沈夫人木然抬起头,瞧见是沈星晚,嘴唇颤抖着,想要说些什么,却被汹涌的泪水哽住了喉咙,只能发出几声呜咽。
沈星晚心中酸涩生痛,也跟着落下泪来。
她伸手轻轻为沈夫人拭去脸上的泪水,“阿母别急,总会有法子的。”
恰在此时,沈丞相匆匆从外面走进来。面色憔悴不堪,平日里梳理得一丝不苟的发髻,此刻也略显凌乱。
沈星晚急忙起身捉住父亲的手臂,“可有哥哥的消息?”
沈丞相摇了摇头,叹息一声。
“我已去找了朝中几位相熟的大人,但他们都忌惮那参奏之人的势力,不敢轻易插手此事。”

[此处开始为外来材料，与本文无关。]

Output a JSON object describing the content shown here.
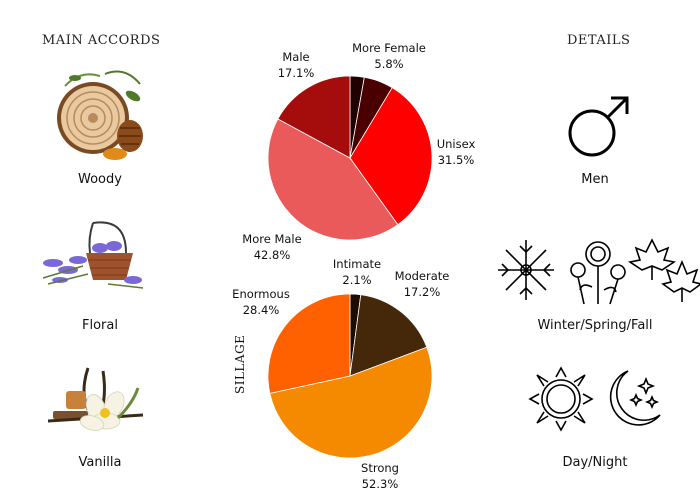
{
  "headings": {
    "main_accords": "MAIN ACCORDS",
    "details": "DETAILS"
  },
  "accords": [
    {
      "label": "Woody",
      "icon": "wood-log-icon"
    },
    {
      "label": "Floral",
      "icon": "lavender-basket-icon"
    },
    {
      "label": "Vanilla",
      "icon": "vanilla-flower-icon"
    }
  ],
  "details": [
    {
      "label": "Men",
      "icon": "male-symbol-icon"
    },
    {
      "label": "Winter/Spring/Fall",
      "icon": "seasons-icon"
    },
    {
      "label": "Day/Night",
      "icon": "sun-moon-icon"
    }
  ],
  "silllage_axis_label": "SILLAGE",
  "chart_data": [
    {
      "type": "pie",
      "slices": [
        {
          "name": "More Female",
          "value": 5.8,
          "label": "5.8%",
          "color": "#4a0000"
        },
        {
          "name": "Unisex",
          "value": 31.5,
          "label": "31.5%",
          "color": "#ff0000"
        },
        {
          "name": "More Male",
          "value": 42.8,
          "label": "42.8%",
          "color": "#ea5a5a"
        },
        {
          "name": "Male",
          "value": 17.1,
          "label": "17.1%",
          "color": "#a50d0d"
        }
      ],
      "start_slice": "Female",
      "female_value": 2.8,
      "female_color": "#200000"
    },
    {
      "type": "pie",
      "ylabel": "SILLAGE",
      "slices": [
        {
          "name": "Intimate",
          "value": 2.1,
          "label": "2.1%",
          "color": "#1e0c02"
        },
        {
          "name": "Moderate",
          "value": 17.2,
          "label": "17.2%",
          "color": "#45270a"
        },
        {
          "name": "Strong",
          "value": 52.3,
          "label": "52.3%",
          "color": "#f58a00"
        },
        {
          "name": "Enormous",
          "value": 28.4,
          "label": "28.4%",
          "color": "#ff6000"
        }
      ]
    }
  ]
}
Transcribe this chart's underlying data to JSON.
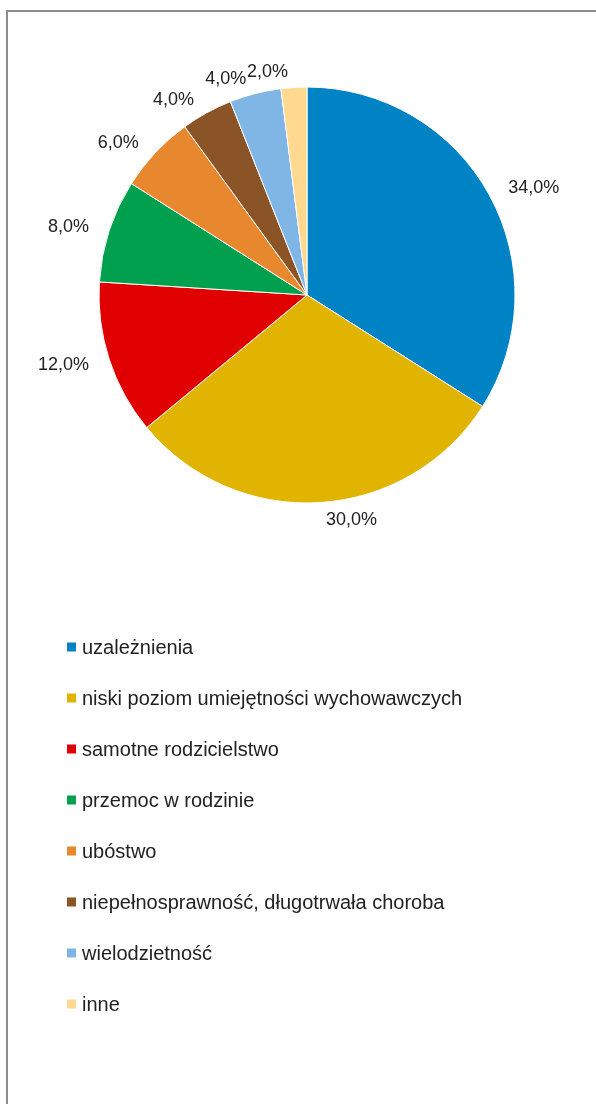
{
  "chart_data": {
    "type": "pie",
    "categories": [
      "uzależnienia",
      "niski poziom umiejętności wychowawczych",
      "samotne rodzicielstwo",
      "przemoc w rodzinie",
      "ubóstwo",
      "niepełnosprawność, długotrwała choroba",
      "wielodzietność",
      "inne"
    ],
    "values": [
      34,
      30,
      12,
      8,
      6,
      4,
      4,
      2
    ],
    "colors": [
      "#0083c4",
      "#e0b400",
      "#e00000",
      "#00a04e",
      "#e8882e",
      "#8a5426",
      "#7fb6e6",
      "#ffd98f"
    ],
    "value_labels": [
      "34,0%",
      "30,0%",
      "12,0%",
      "8,0%",
      "6,0%",
      "4,0%",
      "4,0%",
      "2,0%"
    ],
    "legend": "bottom"
  }
}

正说着,门外忽然灯火通明,传来一阵急切的脚步声,“沈大人,星晚!”
几人抬眸望去,竟是广安公主深夜赶来了。
她被仆役簇拥着,宫女们手持琉璃灯盏为她照亮脚下的路,正匆匆往内堂走来。
显然来得匆忙,公主只穿着一袭缃色常服,发丝微微松散,额间泌出细密汗珠儿,快步走了进来。
沈星晚讶异之余,急忙起身行礼。
“见过公主殿下,这么晚了,您怎么过来了?”
广安公主顾不上寒暄,焦急拉住她的手。
“听闻云朝哥哥被押入天牢,急得我火烧一般,一刻也坐不住了。”
“我去养心殿求见了父皇,奈何夜深了,父皇已经安置,皇贵妃不许任何人觐见,无奈之下,我只能先来这里瞧瞧。”
说罢,她看向沈丞相和沈夫人,“沈大人,究竟是怎么回事?你快说与我听。”
沈丞相叹了口气,“劳公主挂心,老臣实在惶恐,只是如今形势严峻,那参奏之人来头不小,朝中大臣大多忌惮,实在是有些无从下手。”
“怕什么!”
广安公主不忿道:“云朝哥哥一心报国,怎能让他被这些莫须有的罪名冤枉,寒了他英雄之心?”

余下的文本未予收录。